Let \(A=\{1,2,3,5\}\). Therefore \(|A|=4\). In this case \(A\) is called a finite set.

Functions

Mapping

Let \(A\) be a set.

Then \(A \times A\) is the Cartesian product of \(A\).

Example: If \(A = \mathbb{R}\) then this is the Cartesian plane - Like \(\{x,y: x,y \in A\}\).

A function \(f\) is a subset (symbol is \(\subseteq\)) of \(A \times B\) such that for every \(a \in A\) there exists a unique \(b \in B\) such that \(f(a)=b\).

Denoted by \(f: A \rightarrow B\) or \(A \xrightarrow{f} B\).

\(A\) is the domain of the function \(f\).

\(B\) is the co-domain of the function \(f\).

The range of \(f\) is \(f(A)=\big{\{}f(x): x \in A \big{\}} \subseteq B\)

A well-defined function is one that for every value of \(A\), there is one and only one value of \(B\).

Definition:

Let \(f\) be a function from \(A \rightarrow B\).

\(f\) is called onto (surjective) if \(f(A)=B\).
\(f\) is called one to one (injective) if \(f(x_1)=f(x_2), x_1,x_2 \in A \) then \(x_1=x_2\).
\(f\) is bijective if it is surjective and injective.
A function can be injective, surjective, bijective (both injective & surjective), or neither.

Example \(\PageIndex{1}\)

Let

\(\mathbb{Q}=\big{\{}\frac{a}{b}: b\ne 0,\text{and } gcd(a,b)=1 \big{\}}\)

and \(f: \mathbb{Q} \rightarrow \mathbb{Z}\) that is defined by

\(f(\frac{a}{b})=a.\)

a) Is \(f\) a well-defined function? b) Is it surjective? c) Is it injective? d) Is it bijective?

Solution

The function is well-defined.

Let \(A\) and \(B\) be set.

Let \(a \in A\).

We need to show that if \(f(a)=b\) then \(b\in B\) and if \(f(a)=b_1\) that \(b=b_1\).

We are given \(f: \mathbb{Q} \rightarrow \mathbb{Z}\), which means that this is a function thus \(f(a)\) will map to one and only one element of \(B\).

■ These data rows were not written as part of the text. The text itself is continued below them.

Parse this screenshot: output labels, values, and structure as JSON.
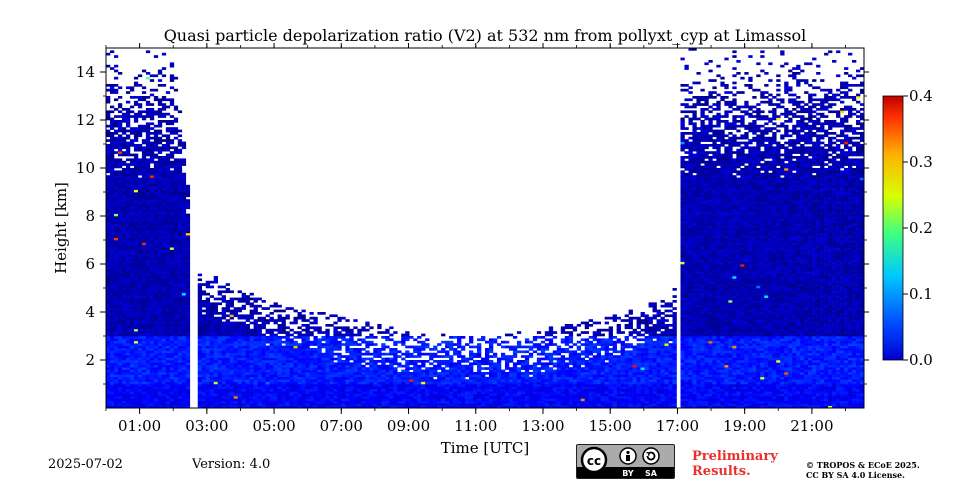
{
  "chart_data": {
    "type": "heatmap",
    "title": "Quasi particle depolarization ratio (V2) at 532 nm from pollyxt_cyp at Limassol",
    "xlabel": "Time [UTC]",
    "ylabel": "Height [km]",
    "x_ticks": [
      "01:00",
      "03:00",
      "05:00",
      "07:00",
      "09:00",
      "11:00",
      "13:00",
      "15:00",
      "17:00",
      "19:00",
      "21:00"
    ],
    "x_range_hours": [
      0.0,
      22.55
    ],
    "y_ticks": [
      2,
      4,
      6,
      8,
      10,
      12,
      14
    ],
    "ylim": [
      0,
      15
    ],
    "colorbar": {
      "min": 0.0,
      "max": 0.4,
      "ticks": [
        "0.0",
        "0.1",
        "0.2",
        "0.3",
        "0.4"
      ],
      "colormap": "jet"
    },
    "data_gaps_hours": [
      [
        2.55,
        2.7
      ],
      [
        16.95,
        17.1
      ]
    ],
    "signal_top_km": [
      {
        "time": 0.0,
        "top": 14.8
      },
      {
        "time": 2.0,
        "top": 14.8
      },
      {
        "time": 2.7,
        "top": 5.0
      },
      {
        "time": 5.0,
        "top": 3.6
      },
      {
        "time": 9.0,
        "top": 2.4
      },
      {
        "time": 11.0,
        "top": 2.2
      },
      {
        "time": 13.0,
        "top": 2.5
      },
      {
        "time": 15.0,
        "top": 3.0
      },
      {
        "time": 16.9,
        "top": 3.9
      },
      {
        "time": 17.1,
        "top": 14.8
      },
      {
        "time": 22.5,
        "top": 14.8
      }
    ],
    "typical_values": {
      "boundary_layer_below_3km": 0.06,
      "free_troposphere": 0.02
    }
  },
  "footer": {
    "date": "2025-07-02",
    "version": "Version: 4.0",
    "preliminary": [
      "Preliminary",
      "Results."
    ],
    "license": [
      "© TROPOS & ECoE 2025.",
      "CC BY SA 4.0 License."
    ],
    "cc_badge": [
      "cc",
      "BY",
      "SA"
    ]
  },
  "colors": {
    "low": "#0a3fd9",
    "mid": "#00a6e0",
    "high": "#e5190d",
    "background": "#ffffff",
    "preliminary": "#e8312f"
  }
}
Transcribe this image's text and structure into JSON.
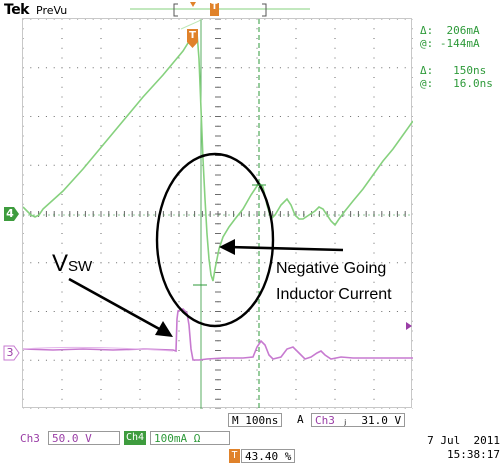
{
  "header": {
    "brand": "Tek",
    "mode": "PreVu",
    "trigger_marker": "T"
  },
  "cursor_readout": {
    "amp_delta_label": "Δ:",
    "amp_delta_value": "206mA",
    "amp_at_label": "@:",
    "amp_at_value": "-144mA",
    "time_delta_label": "Δ:",
    "time_delta_value": "150ns",
    "time_at_label": "@:",
    "time_at_value": "16.0ns"
  },
  "channels": {
    "ch4_marker": "4",
    "ch3_marker": "3"
  },
  "annotations": {
    "vsw_main": "V",
    "vsw_sub": "SW",
    "neg_line1": "Negative Going",
    "neg_line2": "Inductor Current"
  },
  "bottom_bar": {
    "timebase_prefix": "M",
    "timebase": "100ns",
    "trigger_mode": "A",
    "trigger_source": "Ch3",
    "trigger_slope": "ⱼ",
    "trigger_level": "31.0 V",
    "ch3_label": "Ch3",
    "ch3_scale": "50.0 V",
    "ch4_label": "Ch4",
    "ch4_scale": "100mA Ω",
    "trigger_pos_marker": "T",
    "trigger_pos": "43.40 %",
    "date": "7 Jul  2011",
    "time": "15:38:17"
  },
  "colors": {
    "ch4_trace": "#86d17e",
    "ch3_trace": "#c77ad0",
    "cursor_line": "#2e9a3a",
    "trigger_orange": "#e0822a",
    "grid_dot": "#6a6a6a"
  }
}
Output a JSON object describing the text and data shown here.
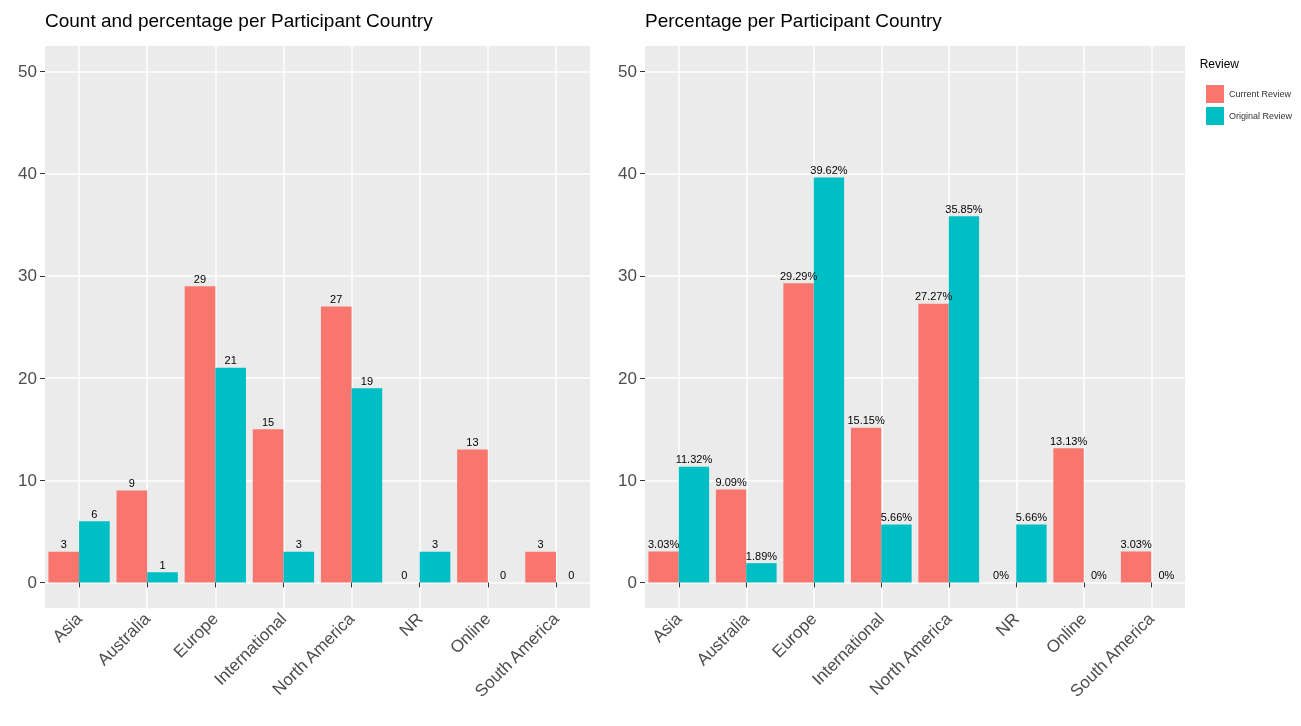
{
  "chart_data": [
    {
      "type": "bar",
      "title": "Count and percentage per Participant Country",
      "categories": [
        "Asia",
        "Australia",
        "Europe",
        "International",
        "North America",
        "NR",
        "Online",
        "South America"
      ],
      "series": [
        {
          "color": "#f8766d",
          "values": [
            3,
            9,
            29,
            15,
            27,
            0,
            13,
            3
          ]
        },
        {
          "color": "#00bfc4",
          "values": [
            6,
            1,
            21,
            3,
            19,
            3,
            0,
            0
          ]
        }
      ],
      "ylim": [
        -2.5,
        52.5
      ],
      "yticks": [
        0,
        10,
        20,
        30,
        40,
        50
      ],
      "grid": true,
      "legend": false,
      "data_labels": true
    },
    {
      "type": "bar",
      "title": "Percentage per Participant Country",
      "legend_title": "Review",
      "categories": [
        "Asia",
        "Australia",
        "Europe",
        "International",
        "North America",
        "NR",
        "Online",
        "South America"
      ],
      "series": [
        {
          "name": "Current Review",
          "color": "#f8766d",
          "values": [
            3.03,
            9.09,
            29.29,
            15.15,
            27.27,
            0,
            13.13,
            3.03
          ],
          "value_labels": [
            "3.03%",
            "9.09%",
            "29.29%",
            "15.15%",
            "27.27%",
            "0%",
            "13.13%",
            "3.03%"
          ]
        },
        {
          "name": "Original Review",
          "color": "#00bfc4",
          "values": [
            11.32,
            1.89,
            39.62,
            5.66,
            35.85,
            5.66,
            0,
            0
          ],
          "value_labels": [
            "11.32%",
            "1.89%",
            "39.62%",
            "5.66%",
            "35.85%",
            "5.66%",
            "0%",
            "0%"
          ]
        }
      ],
      "ylim": [
        -2.5,
        52.5
      ],
      "yticks": [
        0,
        10,
        20,
        30,
        40,
        50
      ],
      "grid": true,
      "legend": "right"
    }
  ]
}
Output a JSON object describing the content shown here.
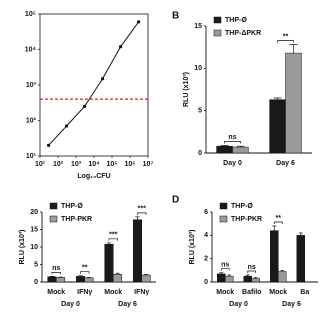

Thus if \(f(a)=b\) and if \(f(a)=b_1\) then \(b=b_1\).

In b) below, we have shown that the function is surjective, thus \)f(a)=b\),

The function is surjective
Proof:

We shall show that \(f(\mathbb{Q})=\mathbb{Z}\) by showing that \(f(\mathbb{Q}) \subseteq \mathbb{Z}\) and \(\mathbb{Z} \subseteq f(\mathbb{Q})\).

Since we are given \(f: \mathbb{Q} \rightarrow \mathbb{Z}\), \(f(\mathbb{Q}) \subseteq \mathbb{Z}\).

Next, we shall show that \(\mathbb{Z} \subseteq f(\mathbb{Q})\).

Let \(n \in \mathbb{Z}\), then \(\frac{n}{1} \in \mathbb{Q}\) and \(f\big(\frac{n}{1}\big)=n\).

Hence \(n \in f(\mathbb{Q})\).

Hence \(\mathbb{Z} \subseteq f(\mathbb{Q})\).

Since \(\mathbb{Z} \subseteq f(\mathbb{Q})\) and \(f(\mathbb{Q}) \subseteq \mathbb{Z}, f(\mathbb{Q})=\mathbb{Z}\).◻

The function is not injective.
Counterexample:

Let \(A=\big{\{}\frac{a}{b}: b\ne 0,\text{and } gcd(a,b)=1 \big{\}}\) and \(B=\mathbb{Z}\).

Note \(\frac{1}{4}, \frac{1}{3} \in A\) and that \(f(\frac{1}{4}), f(\frac{1}{3}) \in B\) and that \(f(\frac{1}{4})=f(\frac{1}{3})=1\).

Since \(\frac{1}{4} \ne \frac{1}{3}\) , the function is not injective.

The function is not bijective since it has been shown not to be both injective and surjective.